Eşler fıtrattan uzaklaşınca sevgi ve merhametin yerini nefret ve acımasızlık huzurun yerini de cinnet ve cinayet alır.
Düğün-Düğüm-Düğme
Kelimelerin etimolojik yapısını inceleyen bir sosyal hesapta bu üç kelimenin aynı kökten geldiğini öğrenmiştim. Birleşen, bütünleyen, tamamlayan anlamlarını muhtevasında taşıyan farklı kelimeler…
Kadını ve erkeği yaradılış özelliklerinden uzaklaştıran ahir zaman fırtınalarında düğünler de nasibini alıyor. Peri masalını andıran düğünler para ve şatafatın vitrini olarak kurgulanıyor.

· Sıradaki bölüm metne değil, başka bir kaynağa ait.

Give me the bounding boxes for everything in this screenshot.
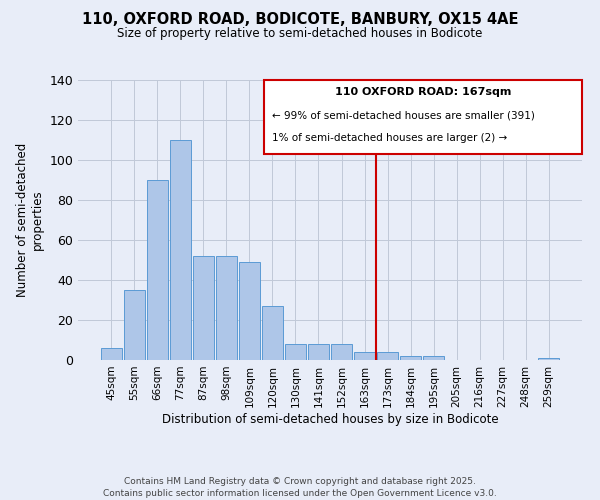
- Bar: [262, 306, 283, 360]
- Bar: [239, 262, 260, 360]
- Bar: [308, 344, 329, 360]
- Y-axis label: Number of semi-detached
properties: Number of semi-detached properties: [16, 143, 44, 297]
- Bar: [354, 352, 375, 360]
- Text: Size of property relative to semi-detached houses in Bodicote: Size of property relative to semi-detach…: [118, 28, 482, 40]
- Text: 110 OXFORD ROAD: 167sqm: 110 OXFORD ROAD: 167sqm: [335, 87, 511, 97]
- X-axis label: Distribution of semi-detached houses by size in Bodicote: Distribution of semi-detached houses by …: [161, 412, 499, 426]
- Bar: [331, 344, 352, 360]
- Bar: [124, 290, 145, 360]
- Text: ← 99% of semi-detached houses are smaller (391): ← 99% of semi-detached houses are smalle…: [272, 111, 535, 121]
- Bar: [147, 180, 167, 360]
- Bar: [377, 352, 398, 360]
- Bar: [216, 256, 237, 360]
- Bar: [285, 344, 306, 360]
- Bar: [400, 356, 421, 360]
- Bar: [193, 256, 214, 360]
- Bar: [423, 356, 444, 360]
- Text: 110, OXFORD ROAD, BODICOTE, BANBURY, OX15 4AE: 110, OXFORD ROAD, BODICOTE, BANBURY, OX1…: [82, 12, 518, 28]
- Text: 1% of semi-detached houses are larger (2) →: 1% of semi-detached houses are larger (2…: [272, 133, 507, 143]
- Bar: [101, 348, 122, 360]
- Text: Contains public sector information licensed under the Open Government Licence v3: Contains public sector information licen…: [103, 489, 497, 498]
- Text: Contains HM Land Registry data © Crown copyright and database right 2025.: Contains HM Land Registry data © Crown c…: [124, 478, 476, 486]
- Bar: [538, 358, 559, 360]
- FancyBboxPatch shape: [265, 80, 582, 154]
- Bar: [170, 140, 191, 360]
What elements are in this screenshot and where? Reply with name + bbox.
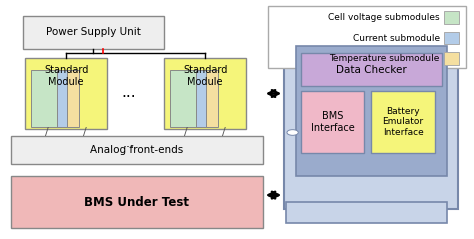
Text: /: / — [46, 127, 49, 137]
FancyBboxPatch shape — [25, 58, 108, 129]
FancyBboxPatch shape — [444, 52, 459, 65]
FancyBboxPatch shape — [284, 39, 458, 209]
Circle shape — [287, 130, 298, 135]
Text: ...: ... — [123, 137, 135, 150]
Text: Standard
Module: Standard Module — [183, 65, 228, 87]
Text: ...: ... — [121, 85, 136, 100]
FancyBboxPatch shape — [296, 46, 447, 176]
Text: Battery
Emulator
Interface: Battery Emulator Interface — [383, 107, 424, 137]
FancyBboxPatch shape — [23, 16, 164, 49]
FancyBboxPatch shape — [301, 53, 442, 87]
FancyBboxPatch shape — [11, 136, 263, 164]
FancyBboxPatch shape — [196, 70, 208, 127]
Text: /: / — [83, 127, 87, 137]
Text: Current submodule: Current submodule — [353, 33, 439, 43]
Text: /: / — [222, 127, 226, 137]
FancyBboxPatch shape — [286, 202, 447, 223]
Text: Standard
Module: Standard Module — [44, 65, 88, 87]
FancyBboxPatch shape — [371, 91, 435, 152]
FancyBboxPatch shape — [164, 58, 246, 129]
Text: BMS
Interface: BMS Interface — [310, 111, 354, 133]
FancyBboxPatch shape — [206, 70, 218, 127]
Text: Power Supply Unit: Power Supply Unit — [46, 27, 141, 37]
Text: Temperature submodule: Temperature submodule — [329, 54, 439, 63]
FancyBboxPatch shape — [268, 6, 465, 68]
FancyBboxPatch shape — [301, 91, 364, 152]
Text: /: / — [184, 127, 188, 137]
Text: Analog front-ends: Analog front-ends — [90, 145, 183, 155]
FancyBboxPatch shape — [444, 11, 459, 24]
Text: Data Checker: Data Checker — [336, 65, 407, 75]
FancyBboxPatch shape — [31, 70, 61, 127]
Text: Cell voltage submodules: Cell voltage submodules — [328, 13, 439, 22]
FancyBboxPatch shape — [444, 32, 459, 44]
FancyBboxPatch shape — [170, 70, 201, 127]
FancyBboxPatch shape — [57, 70, 69, 127]
FancyBboxPatch shape — [11, 176, 263, 228]
FancyBboxPatch shape — [67, 70, 79, 127]
Text: BMS Under Test: BMS Under Test — [84, 196, 190, 209]
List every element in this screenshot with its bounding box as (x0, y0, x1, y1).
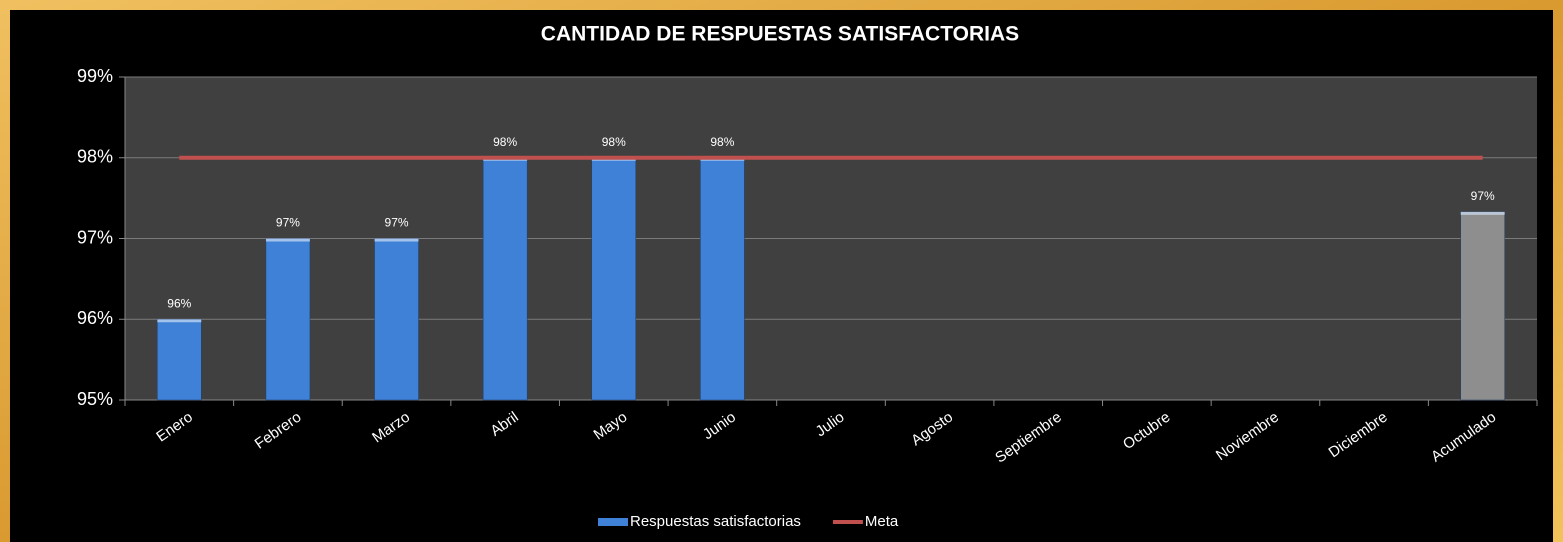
value-label: 98% (493, 135, 517, 149)
y-tick-label: 96% (77, 308, 113, 328)
value-label: 97% (385, 216, 409, 230)
y-tick-label: 99% (77, 66, 113, 86)
bar (700, 157, 745, 401)
bar (374, 238, 419, 401)
value-label: 97% (276, 216, 300, 230)
value-label: 97% (1471, 189, 1495, 203)
value-label: 96% (167, 296, 191, 310)
bar (1460, 211, 1505, 401)
bar (482, 157, 528, 401)
bar-cap (265, 238, 310, 242)
bar-cap (157, 319, 202, 323)
legend-label: Respuestas satisfactorias (630, 513, 801, 530)
legend-swatch (598, 518, 628, 526)
y-tick-label: 98% (77, 147, 113, 167)
bar (265, 238, 311, 401)
chart-title: CANTIDAD DE RESPUESTAS SATISFACTORIAS (541, 23, 1019, 46)
bar (591, 157, 637, 401)
legend-label: Meta (865, 513, 899, 530)
bar (157, 319, 202, 401)
bar-cap (1460, 211, 1505, 215)
value-label: 98% (710, 135, 734, 149)
value-label: 98% (602, 135, 626, 149)
y-tick-label: 97% (77, 227, 113, 247)
bar-cap (374, 238, 419, 242)
y-tick-label: 95% (77, 389, 113, 409)
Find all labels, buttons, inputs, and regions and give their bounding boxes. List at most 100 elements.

Araştırmalar gösteriyor ki ülkemizde boşanmaların sayısı hızla artarken evlenenlerin sayısı azalıyor. Son hukukî düzenlemeler boşanmayı kolaylaştırıyor. Kadın bir ay bile evli kalsa ‘süresiz nafaka’ hakkıyla küçük bir servete kavuşabiliyor. Eğer çocuk varsa işler daha da zorlaşıyor. Kimi zaman erkeğin evin 100-150 metre yakınına yaklaşmasının yasaklanması özellikle hayatının merkezine ‘güç gösterisi’ni yerleştiren erkekleri çılgına çeviriyor. Cinnet ve cinayet olaylarının sayısı gittikçe artıyor.
Oysa ki hukukî düzenlemelerin evliliği de boşanmayı da bütünleyici tamamlayıcı değerlendirmesi gerekmez mi? İstanbul Sözleşmesi gibi toplumsal yapımıza uymayan Batı’dan kopyalanmış hukukî yaptırımlar cinneti de cinayetleri de arttırır…
Evlilik Okulları
Uzmanlar araba ehliyeti almak için bile kurslara gidildiğini belirterek, hayatın en önemli evlilik olayına da her yönüyle hazırlanmak gerektiğini belirtiyorlar. Evlilik okulları, evlilik kursları düzenlenmesi ve yaygınlaştırılmasının öneminden bahsediyorlar.
Anne, babalar, evlâtlarının düğün hazırlıkları kadar evliliğe hazırlıklı olmalarından da sorumlu aslında.
Emanet Kavramı
Kur’ân ve Sünnet merkezli aile kavramına kimi çevreler o kadar uzak ki ‘’Kadınlar size emanettir’’ sözünden rahatsız olup ‘’emanet söylemi terk edilmeli’’ diyebiliyor.
Oysa ki, İslâmdaki emanet kavramı bir şeyin size ait olmadığını sizin mülkünüz olmadığını ifade etmek için kullanılır. Yani kadınlar sizin malınız değildir, sahibi değilsiniz, istediğiniz gibi muamele edemezsiniz demektir.
Hülâsa
Görünen o ki, aslî kaynaklarımızla ilgili bilgi sahibi olmaktan uzak, okuma özürlü bir hayat tarzı hem aile hem de toplum hayatına kaos getirir. Kadını da erkeği de fıtratından uzaklaştırır.
Aslî kaynaklarımız olan Kur’ân, Sünnet ve kâinat kitabı bize hangi maksatla nereden gelip nereye gittiğimizin sırlarını anlatır. Bu sırlar aileye ve topluma huzur ve ahenk getirir.
Aile ve toplumdaki her konunun bu sırlarla derin ilgisi vardır.